Cevap:
Dinini bilen ve seven erkekler, her hareketlerinde İslâmiyete uyarak, hem kendilerine, hem de aile ve akrabalarına, bütün mahluklara hayırlı ve faydalı olur. Bunun için, kızını seven ve onun dünyada ve ahirette mesut olmasını isteyen, dini ve ahlakı bozan televizyonları, radyoları dinlemesine ve böyle olan sinemalara ve topluluklara gitmesine mâni olmalıdır. Müslüman olan kimse, kızını Müslüman ve salih kimselere vermelidir. Mal, para, apartman ve mevki sahibi değil, din ve ahlak sahibi damat aramalıdır. Kızını kâfire veren kimsenin kendisi de, kızı da kâfir olur. Peygamber efendimiz, hadis-i şeriflerinde buyurdu ki:
(Bir kimse, kızını fasıka, kötü kimseye verirse, Allahü teâlânın emanetine hıyanet etmiş olur. Emanete hıyanet edenlerin gideceği yer, Cehennemdir.)
(Kızını fasıka veren kimse, melundur.)
(Şefaatime kavuşmak isteyen, kızını fasıka vermesin!)
Eşi'atül-lemeâtda yazılı hadis-i şerifte de;
(Ya Ali! Üç şeyi geciktirme!

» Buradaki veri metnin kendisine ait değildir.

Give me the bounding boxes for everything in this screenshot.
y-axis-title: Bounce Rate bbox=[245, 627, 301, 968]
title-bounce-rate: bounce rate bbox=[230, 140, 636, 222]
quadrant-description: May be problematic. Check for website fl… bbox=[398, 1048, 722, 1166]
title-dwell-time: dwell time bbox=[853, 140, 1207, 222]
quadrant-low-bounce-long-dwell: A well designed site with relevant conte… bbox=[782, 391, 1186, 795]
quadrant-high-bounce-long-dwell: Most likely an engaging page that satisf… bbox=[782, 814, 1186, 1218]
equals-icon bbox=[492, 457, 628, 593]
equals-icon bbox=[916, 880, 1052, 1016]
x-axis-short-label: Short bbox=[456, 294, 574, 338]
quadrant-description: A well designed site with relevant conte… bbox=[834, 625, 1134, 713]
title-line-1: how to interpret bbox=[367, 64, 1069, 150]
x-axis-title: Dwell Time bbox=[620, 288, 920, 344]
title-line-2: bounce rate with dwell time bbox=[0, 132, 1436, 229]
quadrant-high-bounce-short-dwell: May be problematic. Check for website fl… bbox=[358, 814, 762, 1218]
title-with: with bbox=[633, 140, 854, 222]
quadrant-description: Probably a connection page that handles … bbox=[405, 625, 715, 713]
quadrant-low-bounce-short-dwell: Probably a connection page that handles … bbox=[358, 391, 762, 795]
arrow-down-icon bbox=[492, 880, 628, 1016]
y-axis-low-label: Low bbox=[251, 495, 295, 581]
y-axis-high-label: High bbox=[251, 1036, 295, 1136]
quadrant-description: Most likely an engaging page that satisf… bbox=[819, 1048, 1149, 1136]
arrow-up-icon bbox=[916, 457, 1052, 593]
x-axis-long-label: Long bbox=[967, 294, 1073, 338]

Namazı evvel vaktinde kıl! Hazırlanmış cenazenin namazını hemen kıl! Dul veya kızı küfvü isteyince, hemen evlendir!) Yani namazını kılan, günah işlemeyen ve nafakasını helalden kazanan birini bulunca, hemen ona ver, buyurdu.
***
Sual: Evlenmek, nikâhlanmak helal olduğu gibi, ayrılmak, boşanmak da helal, mubah değil midir?
Cevap:
Konuyla alakalı olarak Kimyâ-i se'âdette buyuruluyor ki:
“Erkeğin vazifelerinden birisi de, zevcesini, hanımını boşamamaktır. Allahü teâlâ, bütün mubahlar yani izin verdiği şeyler içinde yalnız, talak vermeyi yani boşamayı sevmez. Zaruret olmadıkça, birini incitmek caiz değildir.”
***
Sual: Bir kimse, kötü olan huyunu değiştirip, güzel huylu olabilir mi?
Cevap:
Bir kimsenin, ahlakını, huyunu değiştirip, kötüsünü yok edip, yerine iyisini getirmesi mümkündür. Hadis-i şerifte;
(Ahlakınızı iyileştiriniz!) buyuruldu. İslamiyet mümkün olmayan şeyi emretmez. Tecrübeler de, böyle olduğunu göstermektedir. Tecrübe, kati bilgi elde etmeye yarayan üç vasıtadan biridir. Bu vasıtalardan ikincisi, Muhbir-i Sâdıkın yani Peygamberin haber vermesidir. Üçüncüsü, hesap ile anlamaktır. İnsanların, ahlaklarını değiştirme istidatları, kabiliyetler aynı değildir.
***
Sual: Bankanın vereceği fâiz nasıl uygun hâle getirilebilir?
Cevap:
Bankalar bazen milyonlarca lira ikramiye dağıtıyorlar. Bunu, bankaya fâiz ile para yatıranlar arasında kura çekerek, kazananlara veriyorlar. Hâlbuki, yılda yüzde onbeşe kadar muamele ile ödünç vermek câizdir. Bunun için, bankalar fâiz ödemeyip ve ikramiye vermeyip, bu paralar ile, para yatıranlardan ucuz olan bir malı, yüksek fiyat ile satın alarak, bunlara fâiz yerine bu malın bedelini ödeseler ve bankadan ödünç para alanlara ucuz malı, mesela verdikleri makbuzu, satarak, bunlardan fâiz yerine bu malın bedelini alsalar, böylece fâiz adı ile alıp verdikleri paraları, bu malların semenleri olarak alıp verseler, hem kendilerini, hem de milleti fâiz ve kumar günahlarından kurtarırlar.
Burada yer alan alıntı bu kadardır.